Objective
To characterize health disparities in common chronic diseases among adults with socioeconomic status (SES) and ethnicity in a mixed rural-urban community of the United States
Patients and Methods
This was a cross-sectional study to assess the association of prevalence of the five most burdensome chronic diseases in adults with SES and ethnicity and their interaction. The Rochester Epidemiology Project medical records linkage system was used to identify prevalence of coronary heart disease (CHD), asthma, diabetes, hypertension, and mood disorder using ICD-9 codes recorded between January 1, 2005, through December 31, 2009 among all adult residents of Olmsted County, Minnesota, on April 1, 2009. For SES measure, individual HOUsing-based SocioEconomic Status index (termed HOUSES) derived from real property data was used.
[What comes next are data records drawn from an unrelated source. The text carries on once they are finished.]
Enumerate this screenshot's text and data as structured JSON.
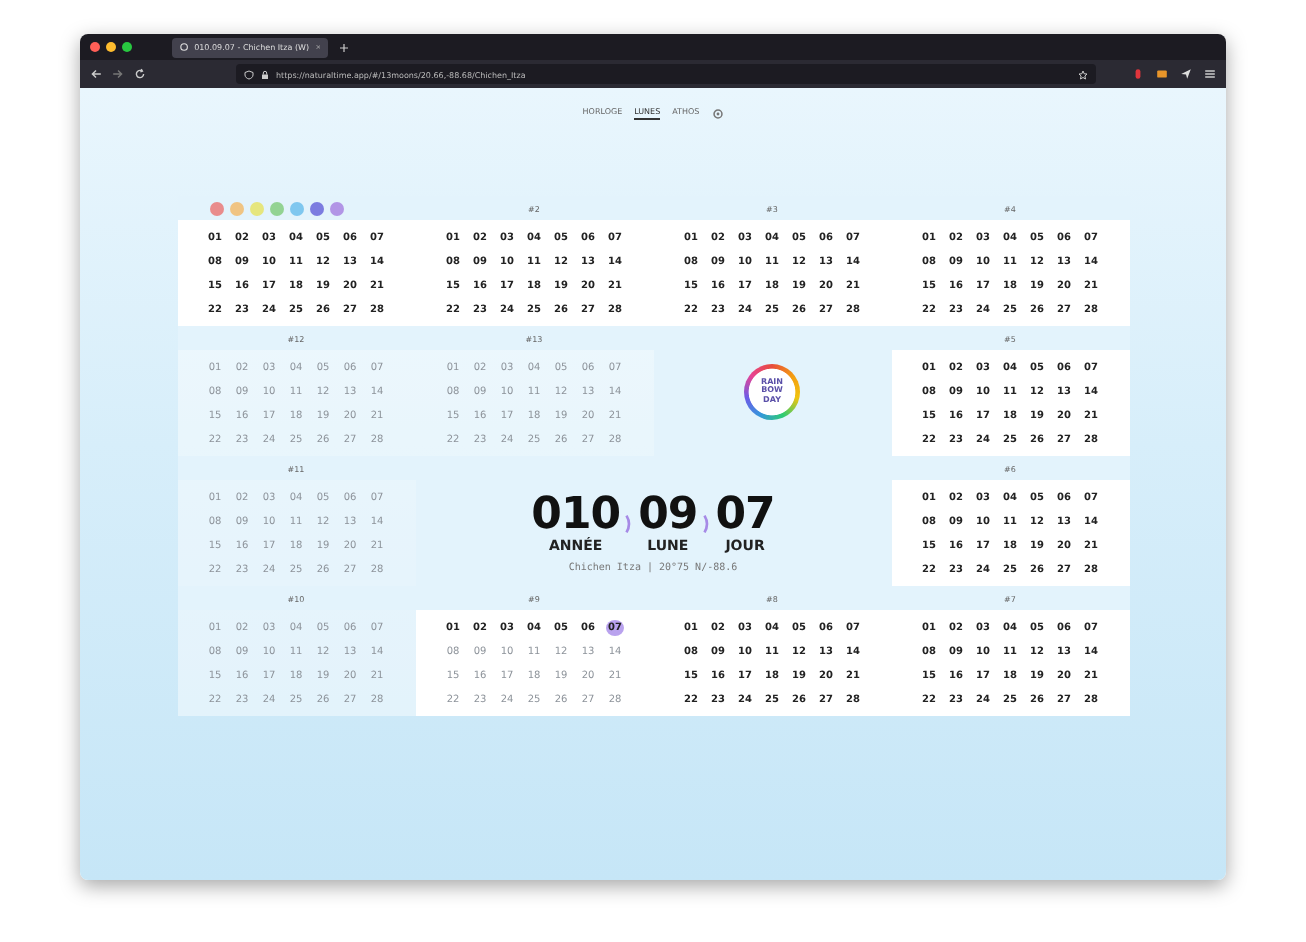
{
  "browser": {
    "tab_title": "010.09.07 - Chichen Itza (W)",
    "url": "https://naturaltime.app/#/13moons/20.66,-88.68/Chichen_Itza"
  },
  "nav": [
    {
      "label": "HORLOGE",
      "selected": false
    },
    {
      "label": "LUNES",
      "selected": true
    },
    {
      "label": "ATHOS",
      "selected": false
    }
  ],
  "color_dots": [
    {
      "color": "#e98c8c"
    },
    {
      "color": "#f0c483"
    },
    {
      "color": "#e6e67e"
    },
    {
      "color": "#93d393"
    },
    {
      "color": "#7fc7ef"
    },
    {
      "color": "#7c7ce0"
    },
    {
      "color": "#b295e6"
    }
  ],
  "months": [
    {
      "done": true,
      "days": [
        "01",
        "02",
        "03",
        "04",
        "05",
        "06",
        "07",
        "08",
        "09",
        "10",
        "11",
        "12",
        "13",
        "14",
        "15",
        "16",
        "17",
        "18",
        "19",
        "20",
        "21",
        "22",
        "23",
        "24",
        "25",
        "26",
        "27",
        "28"
      ]
    },
    {
      "label": "#2",
      "done": true,
      "days": [
        "01",
        "02",
        "03",
        "04",
        "05",
        "06",
        "07",
        "08",
        "09",
        "10",
        "11",
        "12",
        "13",
        "14",
        "15",
        "16",
        "17",
        "18",
        "19",
        "20",
        "21",
        "22",
        "23",
        "24",
        "25",
        "26",
        "27",
        "28"
      ]
    },
    {
      "label": "#3",
      "done": true,
      "days": [
        "01",
        "02",
        "03",
        "04",
        "05",
        "06",
        "07",
        "08",
        "09",
        "10",
        "11",
        "12",
        "13",
        "14",
        "15",
        "16",
        "17",
        "18",
        "19",
        "20",
        "21",
        "22",
        "23",
        "24",
        "25",
        "26",
        "27",
        "28"
      ]
    },
    {
      "label": "#4",
      "done": true,
      "days": [
        "01",
        "02",
        "03",
        "04",
        "05",
        "06",
        "07",
        "08",
        "09",
        "10",
        "11",
        "12",
        "13",
        "14",
        "15",
        "16",
        "17",
        "18",
        "19",
        "20",
        "21",
        "22",
        "23",
        "24",
        "25",
        "26",
        "27",
        "28"
      ]
    },
    {
      "label": "#12",
      "done": false,
      "days": [
        "01",
        "02",
        "03",
        "04",
        "05",
        "06",
        "07",
        "08",
        "09",
        "10",
        "11",
        "12",
        "13",
        "14",
        "15",
        "16",
        "17",
        "18",
        "19",
        "20",
        "21",
        "22",
        "23",
        "24",
        "25",
        "26",
        "27",
        "28"
      ]
    },
    {
      "label": "#13",
      "done": false,
      "days": [
        "01",
        "02",
        "03",
        "04",
        "05",
        "06",
        "07",
        "08",
        "09",
        "10",
        "11",
        "12",
        "13",
        "14",
        "15",
        "16",
        "17",
        "18",
        "19",
        "20",
        "21",
        "22",
        "23",
        "24",
        "25",
        "26",
        "27",
        "28"
      ]
    },
    {
      "label": "#5",
      "done": true,
      "days": [
        "01",
        "02",
        "03",
        "04",
        "05",
        "06",
        "07",
        "08",
        "09",
        "10",
        "11",
        "12",
        "13",
        "14",
        "15",
        "16",
        "17",
        "18",
        "19",
        "20",
        "21",
        "22",
        "23",
        "24",
        "25",
        "26",
        "27",
        "28"
      ]
    },
    {
      "label": "#11",
      "done": false,
      "days": [
        "01",
        "02",
        "03",
        "04",
        "05",
        "06",
        "07",
        "08",
        "09",
        "10",
        "11",
        "12",
        "13",
        "14",
        "15",
        "16",
        "17",
        "18",
        "19",
        "20",
        "21",
        "22",
        "23",
        "24",
        "25",
        "26",
        "27",
        "28"
      ]
    },
    {
      "label": "#6",
      "done": true,
      "days": [
        "01",
        "02",
        "03",
        "04",
        "05",
        "06",
        "07",
        "08",
        "09",
        "10",
        "11",
        "12",
        "13",
        "14",
        "15",
        "16",
        "17",
        "18",
        "19",
        "20",
        "21",
        "22",
        "23",
        "24",
        "25",
        "26",
        "27",
        "28"
      ]
    },
    {
      "label": "#10",
      "done": false,
      "days": [
        "01",
        "02",
        "03",
        "04",
        "05",
        "06",
        "07",
        "08",
        "09",
        "10",
        "11",
        "12",
        "13",
        "14",
        "15",
        "16",
        "17",
        "18",
        "19",
        "20",
        "21",
        "22",
        "23",
        "24",
        "25",
        "26",
        "27",
        "28"
      ]
    },
    {
      "label": "#9",
      "days": [
        {
          "text": "01",
          "done": true,
          "selected": false
        },
        {
          "text": "02",
          "done": true,
          "selected": false
        },
        {
          "text": "03",
          "done": true,
          "selected": false
        },
        {
          "text": "04",
          "done": true,
          "selected": false
        },
        {
          "text": "05",
          "done": true,
          "selected": false
        },
        {
          "text": "06",
          "done": true,
          "selected": false
        },
        {
          "text": "07",
          "done": true,
          "selected": true
        },
        {
          "text": "08",
          "done": false,
          "selected": false
        },
        {
          "text": "09",
          "done": false,
          "selected": false
        },
        {
          "text": "10",
          "done": false,
          "selected": false
        },
        {
          "text": "11",
          "done": false,
          "selected": false
        },
        {
          "text": "12",
          "done": false,
          "selected": false
        },
        {
          "text": "13",
          "done": false,
          "selected": false
        },
        {
          "text": "14",
          "done": false,
          "selected": false
        },
        {
          "text": "15",
          "done": false,
          "selected": false
        },
        {
          "text": "16",
          "done": false,
          "selected": false
        },
        {
          "text": "17",
          "done": false,
          "selected": false
        },
        {
          "text": "18",
          "done": false,
          "selected": false
        },
        {
          "text": "19",
          "done": false,
          "selected": false
        },
        {
          "text": "20",
          "done": false,
          "selected": false
        },
        {
          "text": "21",
          "done": false,
          "selected": false
        },
        {
          "text": "22",
          "done": false,
          "selected": false
        },
        {
          "text": "23",
          "done": false,
          "selected": false
        },
        {
          "text": "24",
          "done": false,
          "selected": false
        },
        {
          "text": "25",
          "done": false,
          "selected": false
        },
        {
          "text": "26",
          "done": false,
          "selected": false
        },
        {
          "text": "27",
          "done": false,
          "selected": false
        },
        {
          "text": "28",
          "done": false,
          "selected": false
        }
      ]
    },
    {
      "label": "#8",
      "done": true,
      "days": [
        "01",
        "02",
        "03",
        "04",
        "05",
        "06",
        "07",
        "08",
        "09",
        "10",
        "11",
        "12",
        "13",
        "14",
        "15",
        "16",
        "17",
        "18",
        "19",
        "20",
        "21",
        "22",
        "23",
        "24",
        "25",
        "26",
        "27",
        "28"
      ]
    },
    {
      "label": "#7",
      "done": true,
      "days": [
        "01",
        "02",
        "03",
        "04",
        "05",
        "06",
        "07",
        "08",
        "09",
        "10",
        "11",
        "12",
        "13",
        "14",
        "15",
        "16",
        "17",
        "18",
        "19",
        "20",
        "21",
        "22",
        "23",
        "24",
        "25",
        "26",
        "27",
        "28"
      ]
    }
  ],
  "logo": {
    "lines": [
      "RAIN",
      "BOW",
      "DAY"
    ]
  },
  "counter": {
    "parts": [
      {
        "value": "010",
        "label": "ANNÉE"
      },
      {
        "value": "09",
        "label": "LUNE"
      },
      {
        "value": "07",
        "label": "JOUR"
      }
    ],
    "location": "Chichen Itza | 20°75 N/-88.6"
  }
}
Logistic regression models were used to examine the association of prevalence of chronic diseases with ethnicity and HOUSES and their interaction.
Results
There were 88,010 eligible adults with HOUSES available, of whom 55% were female, 92% Non-Hispanic White, and the median age (interquartile range) was 46 (30 – 58) years. Overall and in the subgroup of Non-Hispanic White subjects, SES measured by HOUSES was inversely associated with the prevalence of all of five chronic diseases independent of age, gender, and ethnicity (P-values < .001). While association of ethnicity with the prevalence was observed for all the chronic diseases, SES modified the effect of ethnicity for clinically less overt conditions (interaction P-value < .05 for each condition [diabetes, hypertension, and mood disorder]), but not for CHD, a clinically more overt condition.
Conclusion
In a mixed rural-urban setting with predominant Non-Hispanic White population, health disparities in chronic diseases still exist across different SES. The extent to which SES modifies the effect of ethnicity on the risk of chronic diseases may depend on nature of disease.